Unfortunately for many, it is the physical appearance that pushes to the forefront when we encounter people. 

Women–even those who claim they aren’t vain–can be reduced to tears by a chipped tooth, a facial pimple or a bad hair day. I know. I’ve been one of those women.

But a month ago, none of those things bothered me when I got the diagnosis that I have lymphoma.

A little over a year ago I had a bump on my back that itched. I thought it was a mosquito bite. But when it got larger, I knew it was something else–most likely a cyst, since I’ve had a couple of those removed in the past.

When I went to the dermatologist for my annual freckle/mole inspection, I had him check out the bump and he, too, said it was most likely a cyst but until pathology came back, couldn’t say for sure what caused it.

Three weeks later I learned it was not a cyst but a B cell lymphoma–a blood cancer.

While I waited for an appointment with an oncologist, I did my research–and what I found wasn’t encouraging.

Lymphoma is not cureable, but highly treatable with 70 percent survival rate but only 10-15 years life expectancy. The survival rate was wonderful, the life expectancy not so much.

I told only my immediate family and a handful of close friends. We prayed. We prayed a lot.

As my cousin Alice and I sat in the sunroom of my cousin’s house in Indianapolis, where we had gathered for my aunt’s funeral–she who had died from lymphoma–I told Alice that never in a million, zillion years did I expect this coming from seemingly out of nowhere.

“How can anyone who feels so good be so sick?” I asked her.

I met the next week with the oncologist who immediately captured my trust when she leaned forward, touched my hand and said, “I’m so sorry you heard it over the phone.”

Blood work was done, a CT scan order and possible scenarios were discussed. When Tom and I left her office, I felt relieved. And that’s when I went public on Facebook–because the majority of my friends on there are prayer warriors and I wanted everyone on my team.

It worked. Last Friday I received the call that the cancer is not in my lymph nodes.

I have another lymphoma that will be removed April 1 and I will meet with the doctor later in the month to decide where we go from here.

Worst case scenario? It will enter the lymph nodes and travel throughout my body.

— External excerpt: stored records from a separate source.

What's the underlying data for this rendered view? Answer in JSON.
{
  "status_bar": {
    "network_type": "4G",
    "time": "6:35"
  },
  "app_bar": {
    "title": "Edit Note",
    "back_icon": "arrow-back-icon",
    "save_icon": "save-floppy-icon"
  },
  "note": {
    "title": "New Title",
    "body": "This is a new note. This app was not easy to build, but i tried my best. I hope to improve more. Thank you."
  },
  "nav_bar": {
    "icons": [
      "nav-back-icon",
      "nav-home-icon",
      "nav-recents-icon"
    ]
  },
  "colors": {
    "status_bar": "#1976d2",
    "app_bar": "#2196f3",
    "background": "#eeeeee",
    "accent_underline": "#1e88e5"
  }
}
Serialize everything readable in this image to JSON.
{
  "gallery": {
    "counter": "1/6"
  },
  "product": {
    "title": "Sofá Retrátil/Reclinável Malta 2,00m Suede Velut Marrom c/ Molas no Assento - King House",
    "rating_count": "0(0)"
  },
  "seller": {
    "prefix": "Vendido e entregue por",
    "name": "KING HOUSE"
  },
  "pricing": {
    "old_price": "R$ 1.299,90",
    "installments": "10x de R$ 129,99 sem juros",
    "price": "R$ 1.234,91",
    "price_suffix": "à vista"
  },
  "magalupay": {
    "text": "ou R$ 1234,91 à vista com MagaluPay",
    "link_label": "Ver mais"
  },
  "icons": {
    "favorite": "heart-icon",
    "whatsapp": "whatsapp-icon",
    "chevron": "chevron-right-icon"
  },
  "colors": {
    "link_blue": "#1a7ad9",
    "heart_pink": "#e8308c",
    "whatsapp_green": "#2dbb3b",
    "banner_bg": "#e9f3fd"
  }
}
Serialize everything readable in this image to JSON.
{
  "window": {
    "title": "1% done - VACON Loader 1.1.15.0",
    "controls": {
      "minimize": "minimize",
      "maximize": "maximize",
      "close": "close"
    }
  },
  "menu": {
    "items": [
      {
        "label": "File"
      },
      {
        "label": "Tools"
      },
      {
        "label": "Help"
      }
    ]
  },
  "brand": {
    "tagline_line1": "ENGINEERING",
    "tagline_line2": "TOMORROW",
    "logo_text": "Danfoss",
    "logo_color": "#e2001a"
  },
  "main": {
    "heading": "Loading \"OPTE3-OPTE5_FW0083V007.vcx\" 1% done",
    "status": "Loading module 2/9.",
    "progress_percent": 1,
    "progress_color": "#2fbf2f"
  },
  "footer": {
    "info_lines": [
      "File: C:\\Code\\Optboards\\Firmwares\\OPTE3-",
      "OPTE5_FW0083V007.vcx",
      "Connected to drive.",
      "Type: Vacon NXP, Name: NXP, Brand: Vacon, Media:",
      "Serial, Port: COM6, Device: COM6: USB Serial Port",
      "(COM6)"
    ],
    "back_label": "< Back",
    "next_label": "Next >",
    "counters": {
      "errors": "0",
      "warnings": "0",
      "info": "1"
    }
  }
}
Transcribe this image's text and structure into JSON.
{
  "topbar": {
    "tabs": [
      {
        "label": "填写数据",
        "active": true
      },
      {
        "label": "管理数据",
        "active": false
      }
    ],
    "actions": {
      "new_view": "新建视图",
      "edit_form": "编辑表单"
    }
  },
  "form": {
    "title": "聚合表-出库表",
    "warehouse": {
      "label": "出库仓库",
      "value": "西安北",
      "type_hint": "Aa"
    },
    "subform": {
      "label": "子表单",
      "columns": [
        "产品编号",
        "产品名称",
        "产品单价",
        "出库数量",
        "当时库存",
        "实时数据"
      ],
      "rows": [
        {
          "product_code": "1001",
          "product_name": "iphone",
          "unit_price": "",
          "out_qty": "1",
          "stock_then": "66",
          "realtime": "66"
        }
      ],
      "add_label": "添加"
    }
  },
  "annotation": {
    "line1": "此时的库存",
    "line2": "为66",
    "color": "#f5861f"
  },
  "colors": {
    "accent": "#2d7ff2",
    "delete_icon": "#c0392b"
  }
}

Best case scenario? The cancer will miraculously disappear but if not, the lymphomas will continue to manifest under the skin and they will be surgically removed, with radiation a possibility, to prevent the spread.

And so, it is possible that like Frankenstein’s monster, I will be scarred but that’s OK. At least I will be alive.

That’s why it is so important to have regular checkups, don’t assume anything out of the ordinary concerning your health is routine and to participate in next week’s Relay for Life.

The Relay celebrates cancer survivors. The money raised from the year-long fundraiser benefits the American Cancer Society in a multitude of ways including the Hope Lodges, cancer information specialists, lobbyists and above all, research. Research that may come in my lifetime that will cure lymphoma for the 70,800 new cases that will be diagnosed in 2014.

It’s not too late to get in on the action and the fun. Volunteers are always needed and your tax deductible donations are welcomed any time of the year.

I encourage your support for this year’s Relay and ask that when you’re asked to make a donation to put a face to the cause and dig a little deeper in your wallet.

This time last year I never dreamed I would be a statistic.

I pray that next year you’re not either.